The chlorophyll pigment has the great advantage of being able to absorb near-infra-red light, which penetrates more deeply and efficiently than other wavelengths. The result: A single illuminated optical fiber can reach and eradicate a tumor with a diameter of up to 4 centimeters; larger tumors can be treated by using several fibers. This ability makes the treatment a suitable weapon against solid tumors that have, to date, evaded other photosensitive drugs.

In animal studies, other derivatives of chlorophyll, invented by the Weizmann group and developed by Steba Labs (Israel) and its parent company Steba Biotech (France), were able to destroy a variety of cancers, including breast, liver, kidney, colon, melanoma and glioma (a benign tumor of nerve tissue). “In our pre-clinical trials,” said Scherz, “we found that we were even able to target and eradicate metastases of prostate cancer in bones.

“In general, we see that the therapy results in the complete destruction of the blood vessels connected to the tumor, and necrosis of the entire tumor.”

Besides its potency, the advantage of the new drug is that it is flushed out of the body quickly – within hours, noted Scherz. “You don’t leave the patient with high sensitivity to light, which is one of the limitations of other photodynamic therapies.”

Unlike surgery, it is a non-invasive treatment with little risk and few side effects; therapy can even be repeated.

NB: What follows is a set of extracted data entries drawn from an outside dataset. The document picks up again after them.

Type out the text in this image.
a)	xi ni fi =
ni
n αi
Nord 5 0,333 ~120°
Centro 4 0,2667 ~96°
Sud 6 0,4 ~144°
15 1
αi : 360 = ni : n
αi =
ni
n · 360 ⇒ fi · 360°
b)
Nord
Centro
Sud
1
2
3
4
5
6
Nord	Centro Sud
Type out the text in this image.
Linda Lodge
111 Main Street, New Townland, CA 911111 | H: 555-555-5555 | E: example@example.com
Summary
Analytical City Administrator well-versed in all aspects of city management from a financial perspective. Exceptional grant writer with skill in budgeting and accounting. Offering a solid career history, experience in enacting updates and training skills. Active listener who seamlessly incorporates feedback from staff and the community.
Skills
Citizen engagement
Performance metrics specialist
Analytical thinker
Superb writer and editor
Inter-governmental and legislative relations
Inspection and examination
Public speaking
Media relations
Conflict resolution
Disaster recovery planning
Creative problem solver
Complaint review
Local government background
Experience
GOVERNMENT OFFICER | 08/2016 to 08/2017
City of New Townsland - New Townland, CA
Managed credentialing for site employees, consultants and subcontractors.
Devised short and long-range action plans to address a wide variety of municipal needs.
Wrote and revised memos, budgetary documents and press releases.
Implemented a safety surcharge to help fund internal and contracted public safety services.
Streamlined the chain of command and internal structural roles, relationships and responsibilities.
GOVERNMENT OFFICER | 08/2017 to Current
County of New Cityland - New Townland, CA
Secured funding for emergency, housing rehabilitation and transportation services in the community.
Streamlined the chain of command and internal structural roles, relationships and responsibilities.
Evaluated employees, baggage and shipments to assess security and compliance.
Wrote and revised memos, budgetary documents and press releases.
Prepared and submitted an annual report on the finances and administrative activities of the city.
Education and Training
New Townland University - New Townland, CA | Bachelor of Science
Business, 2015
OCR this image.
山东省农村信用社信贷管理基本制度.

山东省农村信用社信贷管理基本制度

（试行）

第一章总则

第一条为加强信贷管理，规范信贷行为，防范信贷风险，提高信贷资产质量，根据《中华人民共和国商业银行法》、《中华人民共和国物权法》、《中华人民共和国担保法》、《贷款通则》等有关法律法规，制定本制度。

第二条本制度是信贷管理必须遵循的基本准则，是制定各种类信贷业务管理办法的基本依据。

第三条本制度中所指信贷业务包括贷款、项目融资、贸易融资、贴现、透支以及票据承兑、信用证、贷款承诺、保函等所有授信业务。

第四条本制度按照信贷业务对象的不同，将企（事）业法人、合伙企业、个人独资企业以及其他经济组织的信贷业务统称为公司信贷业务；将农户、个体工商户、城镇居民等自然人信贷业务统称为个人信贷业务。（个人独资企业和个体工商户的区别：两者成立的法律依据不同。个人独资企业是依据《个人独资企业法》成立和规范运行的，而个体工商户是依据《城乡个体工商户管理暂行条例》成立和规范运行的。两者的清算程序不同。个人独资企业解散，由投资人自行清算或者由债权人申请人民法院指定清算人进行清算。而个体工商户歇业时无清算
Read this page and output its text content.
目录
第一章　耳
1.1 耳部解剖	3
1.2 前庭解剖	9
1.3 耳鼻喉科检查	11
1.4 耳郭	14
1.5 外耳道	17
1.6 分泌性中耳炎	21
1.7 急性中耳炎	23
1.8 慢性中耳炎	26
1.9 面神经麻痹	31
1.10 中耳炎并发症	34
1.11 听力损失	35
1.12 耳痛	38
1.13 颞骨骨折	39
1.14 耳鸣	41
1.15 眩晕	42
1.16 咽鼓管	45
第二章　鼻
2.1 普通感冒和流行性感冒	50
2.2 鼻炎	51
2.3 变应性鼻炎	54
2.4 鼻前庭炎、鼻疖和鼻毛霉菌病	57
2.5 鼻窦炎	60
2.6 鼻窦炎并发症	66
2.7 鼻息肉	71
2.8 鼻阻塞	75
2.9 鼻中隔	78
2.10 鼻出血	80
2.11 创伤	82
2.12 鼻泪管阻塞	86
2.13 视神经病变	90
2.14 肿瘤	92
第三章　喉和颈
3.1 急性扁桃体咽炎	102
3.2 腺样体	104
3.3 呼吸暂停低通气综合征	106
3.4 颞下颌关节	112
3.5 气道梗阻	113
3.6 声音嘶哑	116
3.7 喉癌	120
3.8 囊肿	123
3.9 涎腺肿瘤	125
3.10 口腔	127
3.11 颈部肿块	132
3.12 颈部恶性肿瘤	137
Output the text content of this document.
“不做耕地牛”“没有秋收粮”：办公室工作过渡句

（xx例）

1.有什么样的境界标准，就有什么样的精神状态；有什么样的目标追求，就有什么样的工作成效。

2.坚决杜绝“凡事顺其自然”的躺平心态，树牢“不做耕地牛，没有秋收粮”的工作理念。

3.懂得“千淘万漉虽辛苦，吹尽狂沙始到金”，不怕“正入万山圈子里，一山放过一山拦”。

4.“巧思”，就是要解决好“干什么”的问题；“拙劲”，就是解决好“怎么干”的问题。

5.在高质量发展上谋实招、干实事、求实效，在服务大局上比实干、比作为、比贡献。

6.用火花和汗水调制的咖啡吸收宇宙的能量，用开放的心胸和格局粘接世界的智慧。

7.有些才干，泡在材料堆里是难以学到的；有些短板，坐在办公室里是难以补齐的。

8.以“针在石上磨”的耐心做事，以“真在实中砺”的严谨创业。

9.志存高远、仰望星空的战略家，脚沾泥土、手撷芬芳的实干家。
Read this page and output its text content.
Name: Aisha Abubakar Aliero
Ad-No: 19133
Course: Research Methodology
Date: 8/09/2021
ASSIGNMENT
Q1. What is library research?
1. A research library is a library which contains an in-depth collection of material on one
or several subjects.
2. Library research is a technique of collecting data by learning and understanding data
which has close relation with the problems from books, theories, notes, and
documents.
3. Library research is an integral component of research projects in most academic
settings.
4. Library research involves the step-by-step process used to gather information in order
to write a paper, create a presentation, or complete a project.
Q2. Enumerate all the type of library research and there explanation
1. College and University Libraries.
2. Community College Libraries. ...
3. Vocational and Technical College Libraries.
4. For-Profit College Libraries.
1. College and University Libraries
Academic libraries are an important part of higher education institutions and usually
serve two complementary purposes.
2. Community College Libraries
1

The Weizmann Institute scientists, together with Steba Labs, are now working to develop an array of chlorophyll-based drugs to treat various cancers. “We think that in five to seven years, we will have a whole arsenal of photodynamic drugs for treating different cancers,” said Scherz.

In the meantime, the first drug in this arsenal is showing promise in eradicating prostate cancer. It is now being tested in Canada, France and Israel, with advanced trials underway at Toronto’s Princess Margaret Hospital.

“I think photodynamic therapy is a revolutionary approach to the treatment of prostate cancer,” said Dr. John Trachtenberg, director of the Prostate Centre at Princess Margaret Hospital, who is conducting the trials in collaboration with Dr. Brian Wilson of the Ontario Cancer Institute. “So far we’ve seen prostate cancer eliminated with virtually no side effects,” Trachtenberg said recently. “This form of photodynamic therapy offers prostate patients an enormous opportunity for a second chance at a normal life.

“We’re very hopeful that we can not only use it to treat recurrent prostate cancer after radiation, but also to treat the primary disease, and you wouldn’t need radiation or surgery.”

“I truly believe this is the hope for the future and certainly hope for people with prostate cancer,” said Trachtenberg.

Adds Elhilali: “We are excited about this treatment because it means it could be a first line treatment comparable to successful surgery, but without the risk of surgery.”